Thirty-four of the land regions contain "supply centers", corresponding to major centers of government, industry or commerce (e.g. Vienna and Rome); twenty-two of these are located within the Great Powers and are referred to as "home" supply centers. The remaining twelve are located in provinces which are neutral at the start of the game. The number of supply centers a player controls determines the total number of armies and fleets a player may have on the board, and as players gain and lose control of different centers, they may build (raise) or must remove (disband) units accordingly.
A Diplomacy board, showing the different land and sea territories, starting borders and the location of supply centers
The land provinces within the Great Powers which contain supply centers are generally named after a major city in the province (e.g. London, Moscow) while the other land provinces within the Great Powers are generally named after a region (e.g. Bohemia, Apulia). Neutral land provinces are generally named after countries (e.g. Serbia, Belgium). Finland and Syria are both parts of Great Powers as Finland was part of the Russian Empire in 1914 and Syria was part of the Ottoman Empire in 1914. Tunis is used rather than Tunisia on most boards and North Africa is a single province covering parts of Algeria and Morocco. Although for game purposes the game starts in 1901, the map generally reflects the political boundaries of Europe in 1914 just before the outbreak of WWI, with Bosnia already annexed to the Austrian empire, and the Balkans reflecting the results of the wars of 1912 and 1913 in that region (except that Montenegro is shown as part of Austria-Hungary). On the other hand, North Africa and Tunis start the game as neutral, despite these regions being part of the French colonial empire in 1914.

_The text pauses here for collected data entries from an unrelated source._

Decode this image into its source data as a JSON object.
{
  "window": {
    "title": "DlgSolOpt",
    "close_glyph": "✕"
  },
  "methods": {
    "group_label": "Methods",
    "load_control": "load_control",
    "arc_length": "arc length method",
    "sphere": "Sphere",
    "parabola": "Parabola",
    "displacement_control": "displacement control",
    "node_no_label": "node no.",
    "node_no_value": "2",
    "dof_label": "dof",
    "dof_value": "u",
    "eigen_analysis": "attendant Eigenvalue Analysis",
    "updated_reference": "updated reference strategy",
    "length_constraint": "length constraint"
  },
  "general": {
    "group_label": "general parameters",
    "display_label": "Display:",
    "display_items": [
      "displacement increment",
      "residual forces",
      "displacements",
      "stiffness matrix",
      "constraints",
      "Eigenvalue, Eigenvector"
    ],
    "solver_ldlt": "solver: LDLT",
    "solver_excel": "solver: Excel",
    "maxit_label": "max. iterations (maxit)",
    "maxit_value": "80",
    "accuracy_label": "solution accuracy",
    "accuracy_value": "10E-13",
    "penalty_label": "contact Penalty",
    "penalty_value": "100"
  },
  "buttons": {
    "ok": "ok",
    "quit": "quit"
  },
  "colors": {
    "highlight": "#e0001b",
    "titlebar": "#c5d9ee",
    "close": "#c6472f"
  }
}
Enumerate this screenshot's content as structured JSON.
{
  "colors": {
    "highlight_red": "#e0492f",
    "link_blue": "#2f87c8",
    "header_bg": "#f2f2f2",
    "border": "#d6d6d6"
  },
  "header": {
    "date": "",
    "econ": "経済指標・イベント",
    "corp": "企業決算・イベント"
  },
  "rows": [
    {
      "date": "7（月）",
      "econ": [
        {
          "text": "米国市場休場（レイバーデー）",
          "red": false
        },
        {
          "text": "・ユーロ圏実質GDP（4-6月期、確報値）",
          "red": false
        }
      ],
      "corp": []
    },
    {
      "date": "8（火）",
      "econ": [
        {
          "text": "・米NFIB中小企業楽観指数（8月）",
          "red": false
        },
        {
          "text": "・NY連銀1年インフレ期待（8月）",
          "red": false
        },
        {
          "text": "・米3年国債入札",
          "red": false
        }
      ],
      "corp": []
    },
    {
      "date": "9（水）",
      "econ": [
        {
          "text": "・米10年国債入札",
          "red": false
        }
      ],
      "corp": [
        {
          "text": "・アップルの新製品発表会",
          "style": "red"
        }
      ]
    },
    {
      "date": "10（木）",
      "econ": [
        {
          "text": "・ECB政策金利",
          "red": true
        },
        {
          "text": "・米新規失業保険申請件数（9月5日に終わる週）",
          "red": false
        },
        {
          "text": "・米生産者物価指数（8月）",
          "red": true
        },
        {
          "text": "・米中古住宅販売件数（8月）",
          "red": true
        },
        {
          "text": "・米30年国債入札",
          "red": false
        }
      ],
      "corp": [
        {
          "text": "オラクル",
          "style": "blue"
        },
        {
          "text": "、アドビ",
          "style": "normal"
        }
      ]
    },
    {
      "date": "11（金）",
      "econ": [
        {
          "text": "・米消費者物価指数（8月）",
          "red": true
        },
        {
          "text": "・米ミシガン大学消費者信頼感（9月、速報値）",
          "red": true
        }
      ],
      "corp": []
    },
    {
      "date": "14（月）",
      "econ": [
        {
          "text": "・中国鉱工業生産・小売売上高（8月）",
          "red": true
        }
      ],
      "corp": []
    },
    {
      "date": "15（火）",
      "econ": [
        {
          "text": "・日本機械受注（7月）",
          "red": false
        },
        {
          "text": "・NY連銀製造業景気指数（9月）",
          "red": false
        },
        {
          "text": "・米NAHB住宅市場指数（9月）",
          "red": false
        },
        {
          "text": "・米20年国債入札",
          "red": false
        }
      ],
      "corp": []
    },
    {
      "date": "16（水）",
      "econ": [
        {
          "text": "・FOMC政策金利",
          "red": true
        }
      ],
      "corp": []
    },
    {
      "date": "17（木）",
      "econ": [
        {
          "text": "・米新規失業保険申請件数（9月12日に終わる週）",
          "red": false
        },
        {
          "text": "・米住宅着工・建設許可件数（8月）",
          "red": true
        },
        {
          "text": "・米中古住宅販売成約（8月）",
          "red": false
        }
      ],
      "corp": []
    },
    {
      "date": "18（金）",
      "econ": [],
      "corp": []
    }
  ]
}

All players other than England and Russia begin the game with two armies and one naval fleet; England starts with two fleets and one army, and Russia starts with two armies and two fleets (making it the only player to start the game with more than three units). Only one unit at a time may occupy a given map region. Balancing units to supply center counts is done after each game-year (two seasons of play: Spring and Autumn). At the beginning of the game, the twelve neutral SCs are all typically captured within the first few moves. Further acquisition of supply centers becomes a zero sum dynamic with any gains in a player's resources coming at the expense of a rival.
Diplomacy differs from the majority of war games in several ways:
Players do not take turns sequentially; instead all players secretly write down their moves after a negotiation period, then all moves are revealed and put into effect simultaneously.
Social interaction and interpersonal skills make up an essential part of the game's play.
The rules that simulate combat are strategic, abstract, and simple—not tactical, realistic, or complex—as this is a diplomatic simulation game, not a military one.
Combat resolution contains no random elements—no dice are rolled, no cards are drawn.
Each military unit has the same strength."